How to Think Ahead for Your Business
Steve Guinn started his body shop, Hodges Collision Center in the Houston area, with one shop and has built the business into one with six locations through Texas.
Hodges Collision Centers has won the Woodlands Online Best Collision & Body Shop for the first time the category was offered this year. The shop was also named as Liberty Mutual Insurance’s “Shop of the Year” 2019 for the state of Texas.
While some of his peers were “high rolling” when they saw even a little profit, Guinn was saving and biding his time to make his repair business into one that would be recognized.
For several years, Guinn looked at acquisitions and planned his own financial acquisitions carefully. His first shop was only 5,000 square feet. Five years after opening the first shop, he opened his second repair facility in 2007.
Guinn opened his sixth location in 2016 and is the largest independent body shop in the Houston area today. His business produces roughly $14 million in annual revenue.
Guinn is one example of good business planning. He looks ahead and saves money every chance he can. In fact, Gerald Brown, president and senior appraiser for RSI & Associates, says that business owners should plan for financial goals beginning as soon as they open one body shop.
Owners might start a company but be so caught up in their dreams and the happiness surrounding the start, that they neglect planning for the future, he says. Neglecting this planning could cost the owners down the line.
“This is similar to when we think about buying stock,” he says. “We invest and we want the stock to increase in value over time.”
Roughly 60 percent of businesses in the U.S. are owned by baby boomers right now but the pool of potential buyers of those businesses is shallow because potential buyers come from the millennial generation. This generation is more likely to want to get paid, go to a 9-to-5 job and not invest in building a business from the ground-up, Brown says.

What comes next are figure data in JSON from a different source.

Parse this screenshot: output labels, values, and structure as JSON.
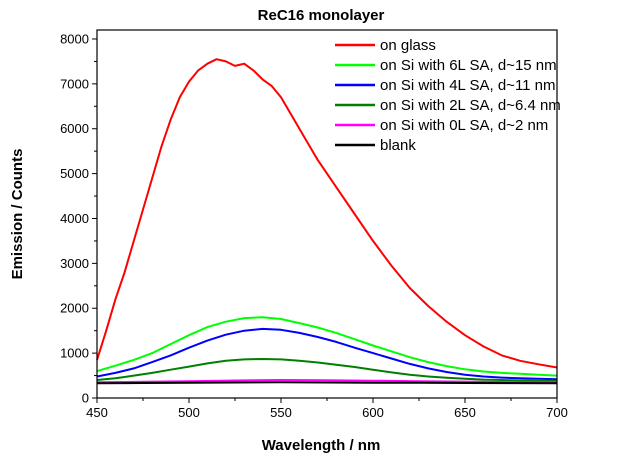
{
  "chart_data": {
    "type": "line",
    "title": "ReC16 monolayer",
    "xlabel": "Wavelength / nm",
    "ylabel": "Emission / Counts",
    "xlim": [
      450,
      700
    ],
    "ylim": [
      0,
      8200
    ],
    "xticks": [
      450,
      500,
      550,
      600,
      650,
      700
    ],
    "yticks": [
      0,
      1000,
      2000,
      3000,
      4000,
      5000,
      6000,
      7000,
      8000
    ],
    "grid": false,
    "legend_position": "top-right",
    "series": [
      {
        "name": "on glass",
        "color": "#ff0000",
        "x": [
          450,
          455,
          460,
          465,
          470,
          475,
          480,
          485,
          490,
          495,
          500,
          505,
          510,
          515,
          520,
          525,
          530,
          535,
          540,
          545,
          550,
          560,
          570,
          580,
          590,
          600,
          610,
          620,
          630,
          640,
          650,
          660,
          670,
          680,
          690,
          700
        ],
        "y": [
          850,
          1500,
          2200,
          2800,
          3500,
          4200,
          4900,
          5600,
          6200,
          6700,
          7050,
          7300,
          7450,
          7550,
          7500,
          7400,
          7450,
          7300,
          7100,
          6950,
          6700,
          6000,
          5300,
          4700,
          4100,
          3500,
          2950,
          2450,
          2050,
          1700,
          1400,
          1150,
          950,
          830,
          750,
          680
        ]
      },
      {
        "name": "on Si with 6L SA, d~15 nm",
        "color": "#00ff00",
        "x": [
          450,
          460,
          470,
          480,
          490,
          500,
          510,
          520,
          530,
          540,
          550,
          560,
          570,
          580,
          590,
          600,
          610,
          620,
          630,
          640,
          650,
          660,
          670,
          680,
          690,
          700
        ],
        "y": [
          600,
          720,
          850,
          1000,
          1200,
          1400,
          1580,
          1700,
          1780,
          1800,
          1760,
          1670,
          1570,
          1450,
          1310,
          1170,
          1040,
          910,
          800,
          710,
          640,
          590,
          560,
          540,
          520,
          500
        ]
      },
      {
        "name": "on Si with 4L SA, d~11 nm",
        "color": "#0000ff",
        "x": [
          450,
          460,
          470,
          480,
          490,
          500,
          510,
          520,
          530,
          540,
          550,
          560,
          570,
          580,
          590,
          600,
          610,
          620,
          630,
          640,
          650,
          660,
          670,
          680,
          690,
          700
        ],
        "y": [
          480,
          560,
          660,
          800,
          950,
          1120,
          1280,
          1410,
          1500,
          1540,
          1520,
          1450,
          1360,
          1250,
          1120,
          1000,
          880,
          760,
          660,
          580,
          520,
          480,
          455,
          440,
          430,
          420
        ]
      },
      {
        "name": "on Si with 2L SA, d~6.4 nm",
        "color": "#008000",
        "x": [
          450,
          460,
          470,
          480,
          490,
          500,
          510,
          520,
          530,
          540,
          550,
          560,
          570,
          580,
          590,
          600,
          610,
          620,
          630,
          640,
          650,
          660,
          670,
          680,
          690,
          700
        ],
        "y": [
          400,
          440,
          500,
          560,
          630,
          700,
          770,
          830,
          860,
          870,
          860,
          830,
          790,
          740,
          690,
          630,
          570,
          520,
          480,
          450,
          430,
          410,
          400,
          390,
          385,
          380
        ]
      },
      {
        "name": "on Si with 0L SA, d~2 nm",
        "color": "#ff00ff",
        "x": [
          450,
          475,
          500,
          525,
          550,
          575,
          600,
          625,
          650,
          675,
          700
        ],
        "y": [
          350,
          360,
          375,
          390,
          400,
          395,
          385,
          375,
          365,
          355,
          350
        ]
      },
      {
        "name": "blank",
        "color": "#000000",
        "x": [
          450,
          475,
          500,
          525,
          550,
          575,
          600,
          625,
          650,
          675,
          700
        ],
        "y": [
          330,
          335,
          340,
          345,
          350,
          345,
          340,
          338,
          335,
          332,
          330
        ]
      }
    ]
  }
}
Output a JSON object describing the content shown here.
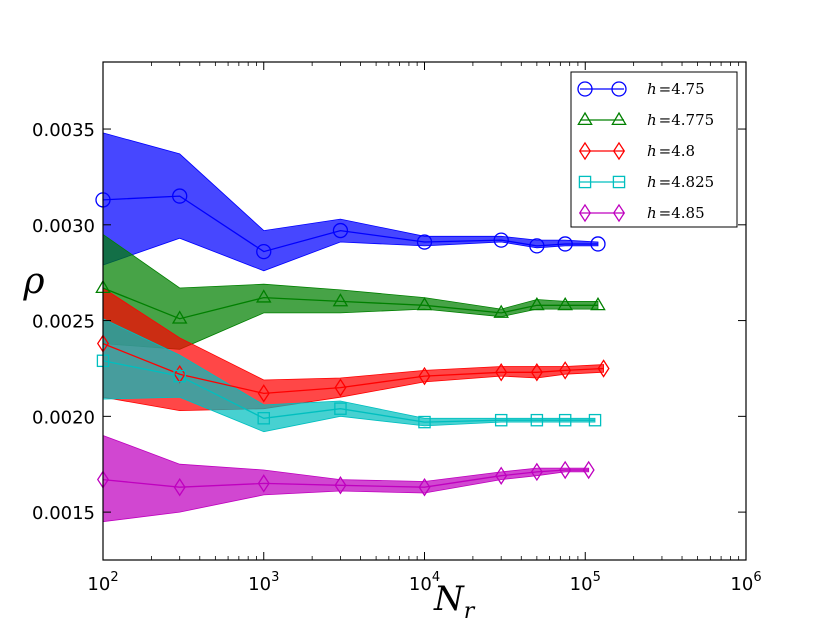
{
  "chart_data": {
    "type": "line",
    "title": "",
    "xlabel": "N",
    "xlabel_sub": "r",
    "ylabel": "ρ",
    "xscale": "log",
    "xlim": [
      100,
      1000000
    ],
    "ylim": [
      0.00125,
      0.00385
    ],
    "x_ticks": [
      {
        "value": 100,
        "base": "10",
        "exp": "2"
      },
      {
        "value": 1000,
        "base": "10",
        "exp": "3"
      },
      {
        "value": 10000,
        "base": "10",
        "exp": "4"
      },
      {
        "value": 100000,
        "base": "10",
        "exp": "5"
      },
      {
        "value": 1000000,
        "base": "10",
        "exp": "6"
      }
    ],
    "y_ticks": [
      {
        "value": 0.0015,
        "label": "0.0015"
      },
      {
        "value": 0.002,
        "label": "0.0020"
      },
      {
        "value": 0.0025,
        "label": "0.0025"
      },
      {
        "value": 0.003,
        "label": "0.0030"
      },
      {
        "value": 0.0035,
        "label": "0.0035"
      }
    ],
    "legend_position": "top-right",
    "series": [
      {
        "name": "h = 4.75",
        "label_var": "h",
        "label_eq": "=",
        "label_val": "4.75",
        "color": "#0000ff",
        "marker": "circle",
        "x": [
          100,
          300,
          1000,
          3000,
          10000,
          30000,
          50000,
          75000,
          120000
        ],
        "y": [
          0.00313,
          0.00315,
          0.00286,
          0.00297,
          0.00291,
          0.00292,
          0.00289,
          0.0029,
          0.0029
        ],
        "upper": [
          0.00348,
          0.00337,
          0.00297,
          0.00303,
          0.00294,
          0.00294,
          0.00292,
          0.00292,
          0.00291
        ],
        "lower": [
          0.00279,
          0.00293,
          0.00276,
          0.00291,
          0.00289,
          0.00291,
          0.00288,
          0.00289,
          0.00289
        ]
      },
      {
        "name": "h = 4.775",
        "label_var": "h",
        "label_eq": "=",
        "label_val": "4.775",
        "color": "#008000",
        "marker": "triangle",
        "x": [
          100,
          300,
          1000,
          3000,
          10000,
          30000,
          50000,
          75000,
          120000
        ],
        "y": [
          0.00267,
          0.00251,
          0.00262,
          0.0026,
          0.00258,
          0.00254,
          0.00258,
          0.00258,
          0.00258
        ],
        "upper": [
          0.00295,
          0.00267,
          0.00269,
          0.00266,
          0.00262,
          0.00256,
          0.00261,
          0.0026,
          0.0026
        ],
        "lower": [
          0.00238,
          0.00235,
          0.00254,
          0.00254,
          0.00256,
          0.00252,
          0.00256,
          0.00256,
          0.00256
        ]
      },
      {
        "name": "h = 4.8",
        "label_var": "h",
        "label_eq": "=",
        "label_val": "4.8",
        "color": "#ff0000",
        "marker": "diamond",
        "x": [
          100,
          300,
          1000,
          3000,
          10000,
          30000,
          50000,
          75000,
          130000
        ],
        "y": [
          0.00238,
          0.00222,
          0.00212,
          0.00215,
          0.00221,
          0.00223,
          0.00223,
          0.00224,
          0.00225
        ],
        "upper": [
          0.00267,
          0.00241,
          0.00219,
          0.0022,
          0.00224,
          0.00226,
          0.00226,
          0.00226,
          0.00227
        ],
        "lower": [
          0.0021,
          0.00203,
          0.00204,
          0.0021,
          0.00218,
          0.00221,
          0.0022,
          0.00222,
          0.00223
        ]
      },
      {
        "name": "h = 4.825",
        "label_var": "h",
        "label_eq": "=",
        "label_val": "4.825",
        "color": "#00bfbf",
        "marker": "square",
        "x": [
          100,
          300,
          1000,
          3000,
          10000,
          30000,
          50000,
          75000,
          115000
        ],
        "y": [
          0.00229,
          0.00221,
          0.00199,
          0.00204,
          0.00197,
          0.00198,
          0.00198,
          0.00198,
          0.00198
        ],
        "upper": [
          0.00251,
          0.00232,
          0.00206,
          0.00208,
          0.00199,
          0.00199,
          0.00199,
          0.00199,
          0.00199
        ],
        "lower": [
          0.00209,
          0.0021,
          0.00192,
          0.002,
          0.00195,
          0.00197,
          0.00197,
          0.00197,
          0.00197
        ]
      },
      {
        "name": "h = 4.85",
        "label_var": "h",
        "label_eq": "=",
        "label_val": "4.85",
        "color": "#bf00bf",
        "marker": "diamond",
        "x": [
          100,
          300,
          1000,
          3000,
          10000,
          30000,
          50000,
          75000,
          105000
        ],
        "y": [
          0.00167,
          0.00163,
          0.00165,
          0.00164,
          0.00163,
          0.00169,
          0.00171,
          0.00172,
          0.00172
        ],
        "upper": [
          0.0019,
          0.00175,
          0.00172,
          0.00167,
          0.00166,
          0.00171,
          0.00173,
          0.00173,
          0.00173
        ],
        "lower": [
          0.00145,
          0.0015,
          0.00159,
          0.00161,
          0.0016,
          0.00167,
          0.00169,
          0.00171,
          0.00171
        ]
      }
    ]
  }
}
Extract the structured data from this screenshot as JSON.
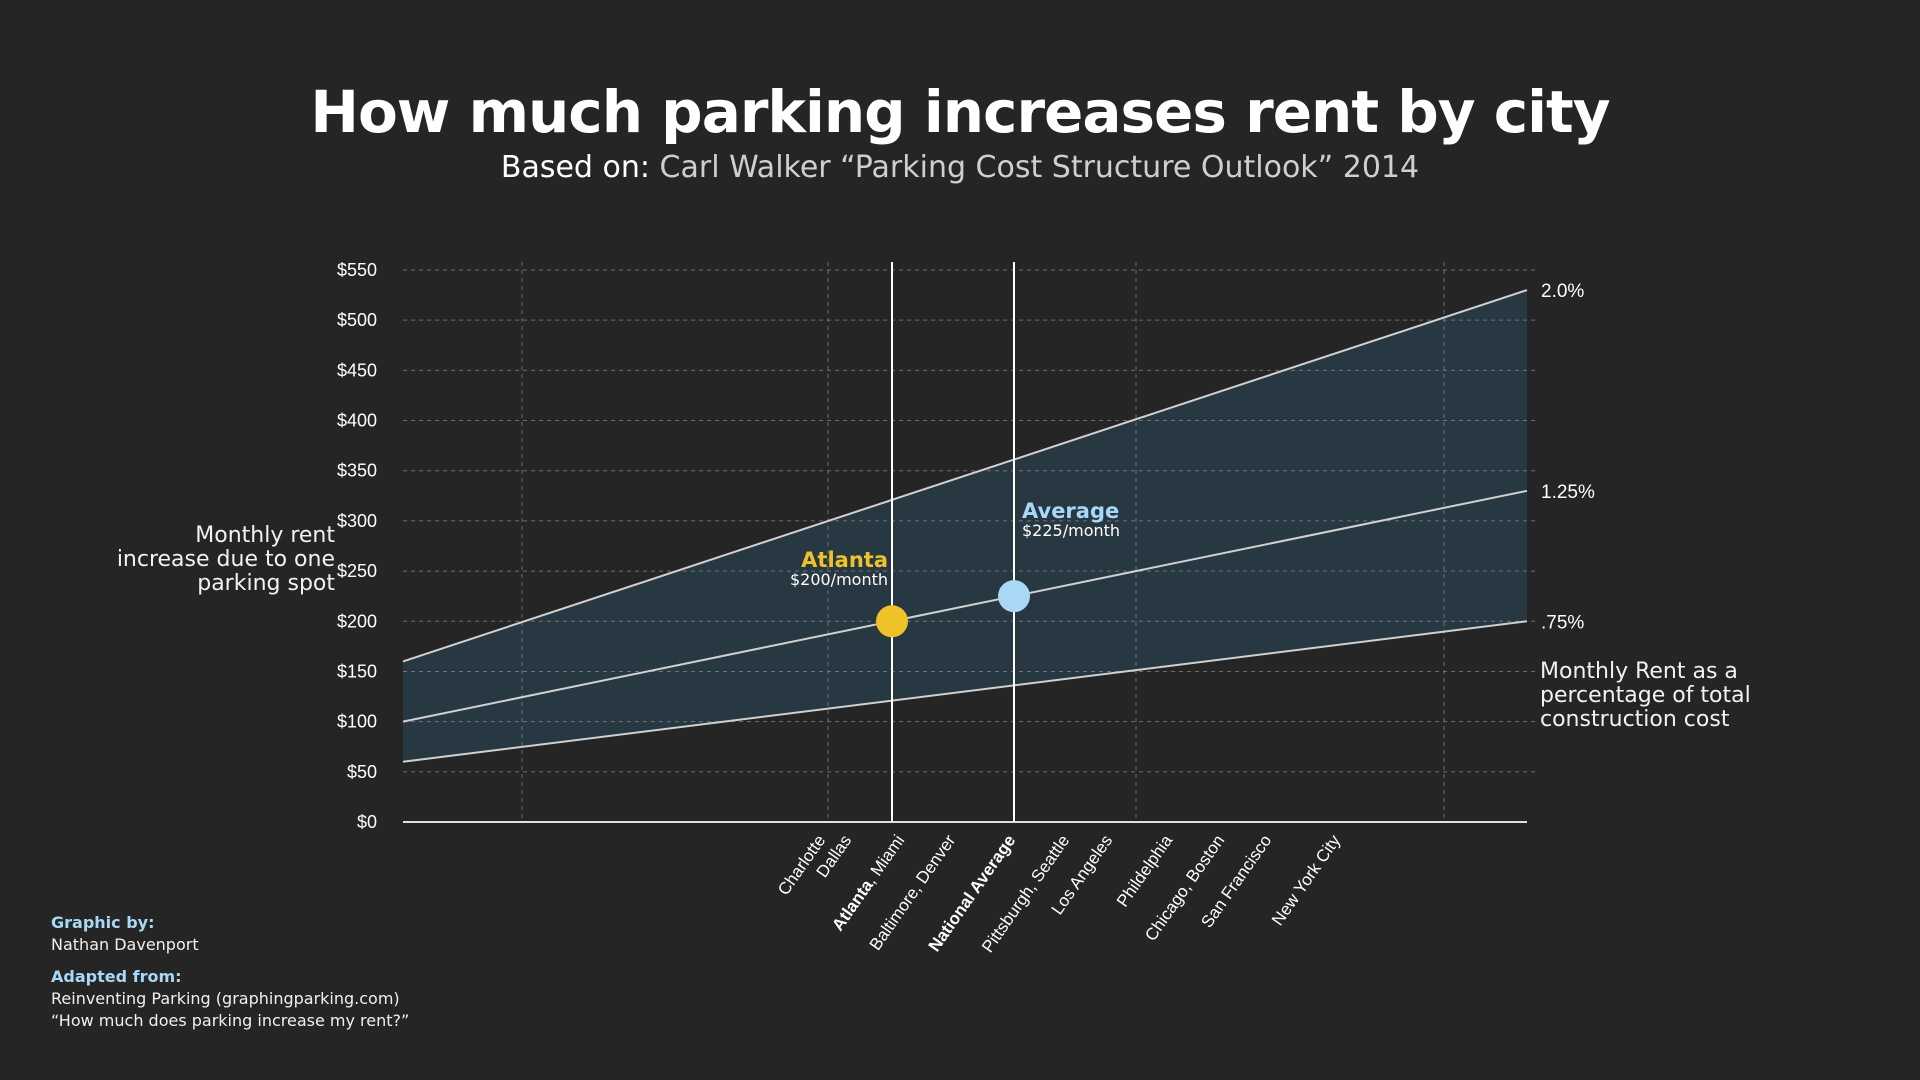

So, with a deep pool of sellers and a shallow pool of potential buyers, Brown recommends that shop owners start thinking about the end of the business, even in the beginning. Here is a guide on how to form an exit plan for your business.
No. 1: Start early.
Create an exit plan at least three to five years before you want to officially be done with the business in some way, Brown says.
The body shop owner needs to start early because it will take about a year to put the company on the market and at least one more year or more before it can be sold.
Time is vital so that not only can a leader plan for leaving his or her business, but he or she can take time to develop transferable assets.
No. 2: Choose a way to leave the business.
There are typically four choices for a small business leader to leave the business.
These four include selling it internally, selling it externally, close it and liquidate it, or manage the business for life, which means essentially keeping it forever.
Brown says that the shop owner should reflect on some questions, including whether or not, a family member has the skills to take over the business, what is the owner’s dream, what they want to do for the rest of their life, and how much money the owner owes other investors.
Here’s what those four choices look like:
- Selling Internally: If the owner sells internally, he or she will sell to existing employees to family members.
Selling Externally: The owner can sell to a financial buyer who is a separate entity and wants to invest or can sell to someone within the industry who is either the existing shop's competition, or wants access to the body shop’s market and customer base.
Closing and Liquidating: The shop owner can choose a planned liquidation or a forced liquidation. A planned liquidation means the owner has a set time he or she wants to sell the assets by and a forced liquidation means the owner will be forced to close and auction off items to repay loans or debt.
Managing for life: The owner can keep running the shop until he or she passes way or the owner can structure the company so that even if he or she does die, someone can take it over and the owner will be owner just in name.
No. 3: Structure the company so it is transferable.
Every owner should aim to have a “happy medium” between a culture that focuses on a close-knit team atmosphere and a culture that focuses on each role precisely as it is, with no personal connections. Employees go to work, they get paid, the boss is the boss and that is the end of their relationship.
While the business has to be set up so that anyone can come in and see it as an opportunity that they can run themselves, the business needs to maintain a unique identity, Brown says.
The body shop should set up operating procedures, and create standard operating procedures that could be followed by anyone.
No. 4: Look for outside assistance.
Find and hire or partner with someone who can help create an extensive legal exit plan document for your business.
The outside consultant will help put together a financial plan that outlines actionable steps that the owner can take along the way. One example would be to establish an up-to-date employee handbook or to establish standard operating procedures for the customer service/sales side of the body shop.
No. 5: Keep it under wraps.
Brown says it might be the inclination for business owners to divulge their plans to exit a business to their employees. They might feel guilty or feel like they’re obligated to tell the employees.
A body shop owner should not, however, tell his or her staff about any type of exit plan.
“Employees don’t think like owners,” Brown says. “Employees think like employees.”
Employees might react to news of a business closing by losing sleep, stressing and often, the body shop’s best employees leave and go to work for competitors.